Thanks to Gregg Wilhelm (CityLit Project) and Deborah Rudacille and John Barry (New Mercury Readings) for inviting me to read from Who Killed Donte Manning? at the Baltimore Book Fest last Sunday.
I shared the podium with 3 other impressive writers: Howell Baum (Brown in Baltimore: School Desegregation and the Limits of Liberalism), Christopher Corbett (The Poker Bride: The First Chinese in the Wild West), and Christopher White (Skipjack: The Story of America’s Last Sailing Oystermen).
There were about 40 people there in the outdoor tent (thanks Karen, Kevin, Heidi, Emmanuel and Julia for coming out!). We had fun eating kettle corn and watching all the people.
I’ve been out sick this week, so this little ephemeral artifacting project–called blogging–has languished a bit. But: Here’s the news.
Who Killed Donte Manning?: The Story of an American Neighborhood, my first book, is due out in spring 2009 from Apprentice House press at Loyola College in Baltimore. It’s been an interesting process working with Apprentice House. I’m learning so much! And I’m really excited about the prospects of getting this little book into print and into the world. I’m geeky that way, I guess.
Apprentice House is only campus-based student-staffed educational publishing house in the United States. I think that’s really cool! It’s run by Gregg Wilhelm, who also runs Baltimore’s CityLit program. Here’s part of an interview with Gregg from the Baltimore Sun:
What makes Apprentice House different from other publishing houses?

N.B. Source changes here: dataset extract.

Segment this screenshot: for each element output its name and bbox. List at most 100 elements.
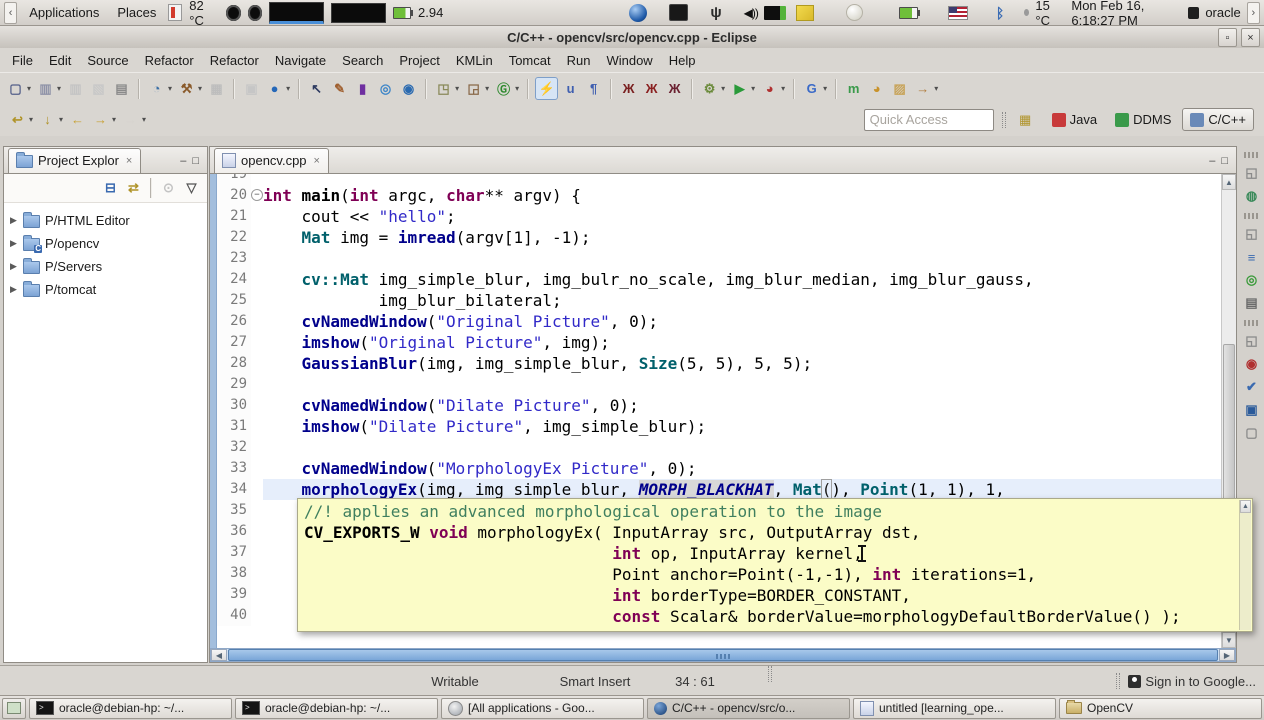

Apprentice House bills itself as the country’s only campus-based, student-staffed book publisher. All those words are important—there are newspaper publishers on campuses, there are journal publishers on campuses that are student-staffed. But we are the only book publisher in the sense that we’re not a university press, which are very different animals and have a very different mission. We’re educators first and foremost.
We are at the production stage where I am giving them a final manuscript and Gregg has assigned it to Emily, a student in Loyola’s design program, to work up cover treatments. I’ve still got some fact-checking to do, footnotes to complete, and a few research leads that I hope to track down before printing. But, otherwise, the book process is moving forward–and I’m excited!.